Etwa eine Stunde später kam James zurück. Rina war noch nicht wieder aufgewacht. Wir hoben sie auf die Trage und kämpften uns durch den dichten Wald. Mit Rina auf der Trage war es eine schwere Anstrengung uns durch den Wald zurück zu kämpfen. Trotzdem atmete Rina als wir ankamen schwerer als wir alle und Schweiß perlte in Strömen von ihrem Körper. Mit einiger Verspätung setzten wir die Segel.

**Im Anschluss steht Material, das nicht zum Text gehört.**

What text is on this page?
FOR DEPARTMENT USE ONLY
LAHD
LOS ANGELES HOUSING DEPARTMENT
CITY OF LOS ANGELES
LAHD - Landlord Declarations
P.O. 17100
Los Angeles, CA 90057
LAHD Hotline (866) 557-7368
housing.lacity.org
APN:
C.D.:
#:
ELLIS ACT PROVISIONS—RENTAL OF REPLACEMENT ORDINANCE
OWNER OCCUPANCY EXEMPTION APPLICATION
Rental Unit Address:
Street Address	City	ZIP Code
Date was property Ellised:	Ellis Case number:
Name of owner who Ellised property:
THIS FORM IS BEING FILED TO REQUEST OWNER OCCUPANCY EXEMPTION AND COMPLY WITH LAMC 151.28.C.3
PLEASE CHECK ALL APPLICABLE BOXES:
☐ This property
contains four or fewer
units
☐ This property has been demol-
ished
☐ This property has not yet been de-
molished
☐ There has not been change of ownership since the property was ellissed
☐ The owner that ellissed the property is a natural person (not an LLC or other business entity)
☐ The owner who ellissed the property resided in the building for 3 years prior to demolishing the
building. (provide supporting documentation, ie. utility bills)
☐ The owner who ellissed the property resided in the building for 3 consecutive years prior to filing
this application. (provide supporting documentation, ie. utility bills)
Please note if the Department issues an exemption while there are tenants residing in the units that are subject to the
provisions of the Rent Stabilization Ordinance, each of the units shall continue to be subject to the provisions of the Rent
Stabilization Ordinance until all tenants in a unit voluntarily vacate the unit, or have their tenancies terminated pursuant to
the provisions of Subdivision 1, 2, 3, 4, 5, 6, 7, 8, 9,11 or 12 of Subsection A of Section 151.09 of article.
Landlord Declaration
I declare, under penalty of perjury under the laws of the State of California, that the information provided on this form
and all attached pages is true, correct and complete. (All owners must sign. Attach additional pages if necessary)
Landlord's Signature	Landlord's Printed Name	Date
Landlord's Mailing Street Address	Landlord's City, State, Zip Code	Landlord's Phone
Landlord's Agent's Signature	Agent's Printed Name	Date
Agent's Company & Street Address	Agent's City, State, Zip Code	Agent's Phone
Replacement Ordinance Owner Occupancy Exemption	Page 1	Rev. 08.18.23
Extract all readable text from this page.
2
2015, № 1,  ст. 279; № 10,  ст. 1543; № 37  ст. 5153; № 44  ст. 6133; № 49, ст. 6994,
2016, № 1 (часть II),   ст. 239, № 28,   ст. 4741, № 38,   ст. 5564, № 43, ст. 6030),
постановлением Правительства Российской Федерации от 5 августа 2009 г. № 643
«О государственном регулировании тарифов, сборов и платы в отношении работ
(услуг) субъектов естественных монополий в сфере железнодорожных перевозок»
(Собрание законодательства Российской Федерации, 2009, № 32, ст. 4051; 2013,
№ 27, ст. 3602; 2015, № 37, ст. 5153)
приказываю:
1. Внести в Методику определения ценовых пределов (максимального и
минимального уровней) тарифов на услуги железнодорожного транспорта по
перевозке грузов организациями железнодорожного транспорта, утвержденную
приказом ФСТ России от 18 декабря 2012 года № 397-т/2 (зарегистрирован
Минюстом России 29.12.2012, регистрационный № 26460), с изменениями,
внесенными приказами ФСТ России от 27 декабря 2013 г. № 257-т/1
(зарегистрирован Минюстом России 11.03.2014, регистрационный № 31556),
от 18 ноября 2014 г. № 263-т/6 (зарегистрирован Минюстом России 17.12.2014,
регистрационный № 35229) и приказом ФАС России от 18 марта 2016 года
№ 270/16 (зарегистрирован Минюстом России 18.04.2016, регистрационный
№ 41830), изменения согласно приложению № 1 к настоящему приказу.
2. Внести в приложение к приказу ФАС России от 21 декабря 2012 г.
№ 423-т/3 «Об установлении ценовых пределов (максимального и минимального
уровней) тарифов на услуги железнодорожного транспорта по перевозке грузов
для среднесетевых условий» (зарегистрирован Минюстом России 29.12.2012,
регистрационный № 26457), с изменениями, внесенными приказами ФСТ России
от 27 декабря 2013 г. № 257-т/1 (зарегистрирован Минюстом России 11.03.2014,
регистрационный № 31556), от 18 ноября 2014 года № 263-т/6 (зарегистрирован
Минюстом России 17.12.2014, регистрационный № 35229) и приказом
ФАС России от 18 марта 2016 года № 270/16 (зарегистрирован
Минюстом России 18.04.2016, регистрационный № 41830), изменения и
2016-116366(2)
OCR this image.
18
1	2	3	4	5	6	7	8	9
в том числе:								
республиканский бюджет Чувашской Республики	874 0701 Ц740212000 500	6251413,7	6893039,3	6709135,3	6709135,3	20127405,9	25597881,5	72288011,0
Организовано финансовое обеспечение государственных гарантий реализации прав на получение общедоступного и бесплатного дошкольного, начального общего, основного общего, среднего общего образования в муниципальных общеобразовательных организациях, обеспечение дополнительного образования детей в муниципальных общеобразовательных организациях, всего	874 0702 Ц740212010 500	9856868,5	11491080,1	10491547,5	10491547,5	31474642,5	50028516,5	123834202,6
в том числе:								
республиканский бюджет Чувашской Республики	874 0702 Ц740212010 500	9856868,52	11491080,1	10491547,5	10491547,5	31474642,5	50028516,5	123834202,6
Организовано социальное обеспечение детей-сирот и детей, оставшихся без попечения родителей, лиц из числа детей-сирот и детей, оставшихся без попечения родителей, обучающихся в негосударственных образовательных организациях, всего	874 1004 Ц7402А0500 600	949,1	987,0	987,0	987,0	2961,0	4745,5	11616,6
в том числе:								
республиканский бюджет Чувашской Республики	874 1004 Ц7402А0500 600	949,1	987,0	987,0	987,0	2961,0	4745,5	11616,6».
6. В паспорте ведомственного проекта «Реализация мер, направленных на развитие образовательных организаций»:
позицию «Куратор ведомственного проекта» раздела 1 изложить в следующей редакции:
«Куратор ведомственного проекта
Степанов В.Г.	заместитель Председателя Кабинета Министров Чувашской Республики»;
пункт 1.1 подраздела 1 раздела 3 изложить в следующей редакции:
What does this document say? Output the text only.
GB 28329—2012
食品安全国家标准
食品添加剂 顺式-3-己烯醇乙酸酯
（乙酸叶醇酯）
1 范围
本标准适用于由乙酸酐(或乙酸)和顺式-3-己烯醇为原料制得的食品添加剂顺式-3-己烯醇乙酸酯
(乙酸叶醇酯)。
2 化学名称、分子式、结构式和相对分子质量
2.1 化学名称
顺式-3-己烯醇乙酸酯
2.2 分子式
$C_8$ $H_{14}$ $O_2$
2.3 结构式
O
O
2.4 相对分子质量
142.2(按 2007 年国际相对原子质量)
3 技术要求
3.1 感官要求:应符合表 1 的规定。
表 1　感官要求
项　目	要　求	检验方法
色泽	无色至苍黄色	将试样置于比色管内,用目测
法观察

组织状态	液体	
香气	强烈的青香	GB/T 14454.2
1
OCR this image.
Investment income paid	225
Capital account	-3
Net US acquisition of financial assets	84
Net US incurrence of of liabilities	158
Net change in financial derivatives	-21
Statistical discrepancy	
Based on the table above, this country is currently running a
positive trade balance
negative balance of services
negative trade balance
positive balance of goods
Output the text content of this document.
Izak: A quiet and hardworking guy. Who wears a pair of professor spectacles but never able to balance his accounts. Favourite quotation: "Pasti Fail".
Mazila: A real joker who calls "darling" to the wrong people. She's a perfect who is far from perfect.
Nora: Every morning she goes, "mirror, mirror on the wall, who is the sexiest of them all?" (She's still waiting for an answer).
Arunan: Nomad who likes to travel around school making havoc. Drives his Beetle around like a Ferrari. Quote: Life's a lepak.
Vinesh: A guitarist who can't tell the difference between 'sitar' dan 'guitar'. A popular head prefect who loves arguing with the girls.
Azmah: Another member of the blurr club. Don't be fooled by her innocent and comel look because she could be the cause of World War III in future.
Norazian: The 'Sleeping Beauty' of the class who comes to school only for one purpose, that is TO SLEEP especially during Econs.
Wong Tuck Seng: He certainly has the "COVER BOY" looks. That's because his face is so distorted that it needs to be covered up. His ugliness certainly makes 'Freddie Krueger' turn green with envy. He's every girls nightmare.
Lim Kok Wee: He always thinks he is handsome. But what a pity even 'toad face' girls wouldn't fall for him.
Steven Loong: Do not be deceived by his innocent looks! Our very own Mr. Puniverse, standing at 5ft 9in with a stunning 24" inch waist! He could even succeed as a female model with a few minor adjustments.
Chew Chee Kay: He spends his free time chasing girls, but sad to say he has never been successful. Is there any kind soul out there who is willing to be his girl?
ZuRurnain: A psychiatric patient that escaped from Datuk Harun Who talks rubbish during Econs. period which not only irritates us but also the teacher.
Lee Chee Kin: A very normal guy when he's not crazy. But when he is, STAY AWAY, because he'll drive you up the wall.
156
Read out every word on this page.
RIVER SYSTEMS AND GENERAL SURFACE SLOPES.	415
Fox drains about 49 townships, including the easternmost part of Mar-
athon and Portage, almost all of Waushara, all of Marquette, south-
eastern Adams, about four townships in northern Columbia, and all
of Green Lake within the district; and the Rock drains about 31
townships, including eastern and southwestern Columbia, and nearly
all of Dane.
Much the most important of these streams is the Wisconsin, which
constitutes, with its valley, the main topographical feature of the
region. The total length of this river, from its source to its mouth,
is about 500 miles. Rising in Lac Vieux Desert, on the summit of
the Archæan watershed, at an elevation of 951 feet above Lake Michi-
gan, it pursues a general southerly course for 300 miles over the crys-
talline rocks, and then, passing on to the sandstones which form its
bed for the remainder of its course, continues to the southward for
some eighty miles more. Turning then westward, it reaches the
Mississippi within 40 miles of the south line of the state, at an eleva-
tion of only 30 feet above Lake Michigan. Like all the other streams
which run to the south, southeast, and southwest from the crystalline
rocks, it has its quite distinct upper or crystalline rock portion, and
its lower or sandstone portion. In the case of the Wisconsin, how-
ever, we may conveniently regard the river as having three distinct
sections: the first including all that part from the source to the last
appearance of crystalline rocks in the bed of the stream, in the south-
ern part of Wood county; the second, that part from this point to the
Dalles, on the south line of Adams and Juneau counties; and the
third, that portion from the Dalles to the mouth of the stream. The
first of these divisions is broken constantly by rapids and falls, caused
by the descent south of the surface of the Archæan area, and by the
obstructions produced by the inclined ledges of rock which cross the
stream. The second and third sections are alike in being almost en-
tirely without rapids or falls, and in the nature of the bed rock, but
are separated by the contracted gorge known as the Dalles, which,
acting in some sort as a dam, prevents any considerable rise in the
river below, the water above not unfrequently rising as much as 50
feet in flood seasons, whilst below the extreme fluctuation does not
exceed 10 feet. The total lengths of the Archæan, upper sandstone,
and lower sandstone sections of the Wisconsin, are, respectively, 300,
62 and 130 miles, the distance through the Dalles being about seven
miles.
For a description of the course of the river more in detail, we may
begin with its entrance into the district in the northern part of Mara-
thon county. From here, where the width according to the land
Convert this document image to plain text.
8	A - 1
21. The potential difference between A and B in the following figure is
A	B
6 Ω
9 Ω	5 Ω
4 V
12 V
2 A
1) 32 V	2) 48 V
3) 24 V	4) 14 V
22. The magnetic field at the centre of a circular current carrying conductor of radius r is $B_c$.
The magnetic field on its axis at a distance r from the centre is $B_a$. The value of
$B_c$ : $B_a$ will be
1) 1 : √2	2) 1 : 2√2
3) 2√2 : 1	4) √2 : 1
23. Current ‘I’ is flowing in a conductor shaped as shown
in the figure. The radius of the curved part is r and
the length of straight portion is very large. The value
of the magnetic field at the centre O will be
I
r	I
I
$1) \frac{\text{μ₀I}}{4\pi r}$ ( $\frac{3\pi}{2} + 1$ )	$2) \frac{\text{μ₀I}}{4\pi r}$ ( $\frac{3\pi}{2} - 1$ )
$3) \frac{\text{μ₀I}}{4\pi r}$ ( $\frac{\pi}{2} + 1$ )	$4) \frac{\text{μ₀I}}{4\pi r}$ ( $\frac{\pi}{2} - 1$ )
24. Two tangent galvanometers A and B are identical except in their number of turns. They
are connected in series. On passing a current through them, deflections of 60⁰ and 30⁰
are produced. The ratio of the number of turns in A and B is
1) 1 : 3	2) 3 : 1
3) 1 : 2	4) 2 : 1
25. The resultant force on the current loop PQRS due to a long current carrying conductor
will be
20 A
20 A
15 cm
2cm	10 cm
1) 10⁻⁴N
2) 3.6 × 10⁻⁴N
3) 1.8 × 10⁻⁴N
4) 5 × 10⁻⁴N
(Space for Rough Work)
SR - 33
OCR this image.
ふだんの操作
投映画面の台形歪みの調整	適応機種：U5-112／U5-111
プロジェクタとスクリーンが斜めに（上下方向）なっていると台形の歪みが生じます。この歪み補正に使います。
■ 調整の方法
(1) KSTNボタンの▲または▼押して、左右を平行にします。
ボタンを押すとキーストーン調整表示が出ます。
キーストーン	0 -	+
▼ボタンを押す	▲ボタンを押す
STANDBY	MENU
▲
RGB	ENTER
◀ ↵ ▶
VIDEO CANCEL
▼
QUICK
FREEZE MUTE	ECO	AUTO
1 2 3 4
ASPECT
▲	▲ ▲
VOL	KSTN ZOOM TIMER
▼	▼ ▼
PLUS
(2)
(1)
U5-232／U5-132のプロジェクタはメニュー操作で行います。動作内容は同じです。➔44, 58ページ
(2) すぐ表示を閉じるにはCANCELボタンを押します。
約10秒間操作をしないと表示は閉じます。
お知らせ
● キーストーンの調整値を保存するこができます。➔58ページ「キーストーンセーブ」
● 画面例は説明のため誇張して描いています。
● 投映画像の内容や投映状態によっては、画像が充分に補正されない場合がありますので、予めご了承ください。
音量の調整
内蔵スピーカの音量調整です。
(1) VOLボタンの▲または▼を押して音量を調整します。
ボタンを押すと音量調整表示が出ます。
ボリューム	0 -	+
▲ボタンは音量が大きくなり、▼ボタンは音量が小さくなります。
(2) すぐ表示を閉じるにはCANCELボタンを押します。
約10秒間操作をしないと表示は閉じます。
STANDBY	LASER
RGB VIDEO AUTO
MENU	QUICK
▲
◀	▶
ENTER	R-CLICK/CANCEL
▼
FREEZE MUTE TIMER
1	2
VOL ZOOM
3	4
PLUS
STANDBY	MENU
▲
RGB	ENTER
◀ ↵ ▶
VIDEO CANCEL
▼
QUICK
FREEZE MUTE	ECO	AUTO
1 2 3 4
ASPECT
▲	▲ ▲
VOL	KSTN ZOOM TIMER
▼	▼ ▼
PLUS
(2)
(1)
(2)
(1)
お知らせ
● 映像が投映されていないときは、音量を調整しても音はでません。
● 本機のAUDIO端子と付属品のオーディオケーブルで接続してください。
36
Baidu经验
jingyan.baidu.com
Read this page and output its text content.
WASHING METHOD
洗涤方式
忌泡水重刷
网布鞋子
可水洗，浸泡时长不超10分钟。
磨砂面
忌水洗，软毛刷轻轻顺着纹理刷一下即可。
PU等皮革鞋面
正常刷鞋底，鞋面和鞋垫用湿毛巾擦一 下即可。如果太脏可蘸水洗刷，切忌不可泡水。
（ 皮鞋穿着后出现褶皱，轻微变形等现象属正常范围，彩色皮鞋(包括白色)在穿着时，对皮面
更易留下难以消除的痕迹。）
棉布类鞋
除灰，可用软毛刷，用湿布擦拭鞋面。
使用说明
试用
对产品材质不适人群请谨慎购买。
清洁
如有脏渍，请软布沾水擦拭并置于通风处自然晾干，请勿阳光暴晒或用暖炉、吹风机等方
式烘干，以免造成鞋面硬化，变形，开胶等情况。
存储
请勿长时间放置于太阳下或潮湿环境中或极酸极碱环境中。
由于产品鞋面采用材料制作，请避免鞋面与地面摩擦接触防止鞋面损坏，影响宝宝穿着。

,,Wir dürften in etwa zwei Tagen ankommen. Alex… Meinst du Rina hält noch solange durch?“ ,,Ja!“, sagte ich wütend über James Zweifel. Wenig überzeugt blickte James auf Rinas bewegungslosen Körper in meinem Bett. Seit wir vor zwei Tagen losgefahren waren, hatte sie kaum mehr gesprochen oder sich gerührt. ,,Sie muss einfach!“, sagte ich matt und setzte mich neben sie. ,,Rina.“, flüsterte ich leise hob ihren Kopf etwas an. ,,Du musst etwas essen und trinken. Bitte Rina, ich will dich nicht verlieren!“ Vorsichtig flösste ich ihr Löffel für Löffel Suppe und Tee ein. Kaum die Hälfte schluckte sie, doch die Hälfte war besser als gar nichts. Am frühen Abend öffnete sie die Augen und begann unverständliches Zeug zu murmeln. Sie war sehr aufgeregt. Einzelne Sätze konnte ich verstehen. ,,Bitte sterbt nicht!“,
,,Lasst mich nicht allein!“ ,,Mama, Papa, bitte!“ Alles gute zureden beruhigte sie nicht. Als sie anfing haltlos zu weinen und zu schreien, krabbelte ich zu ihr unter die Decke, zog sie fest in meine Arme und begann ihr leicht durch das Haar zu streicheln. Ihr Körper war furchtbar heiß, in meinen Armen entspannte er sich endlich und schlief ein.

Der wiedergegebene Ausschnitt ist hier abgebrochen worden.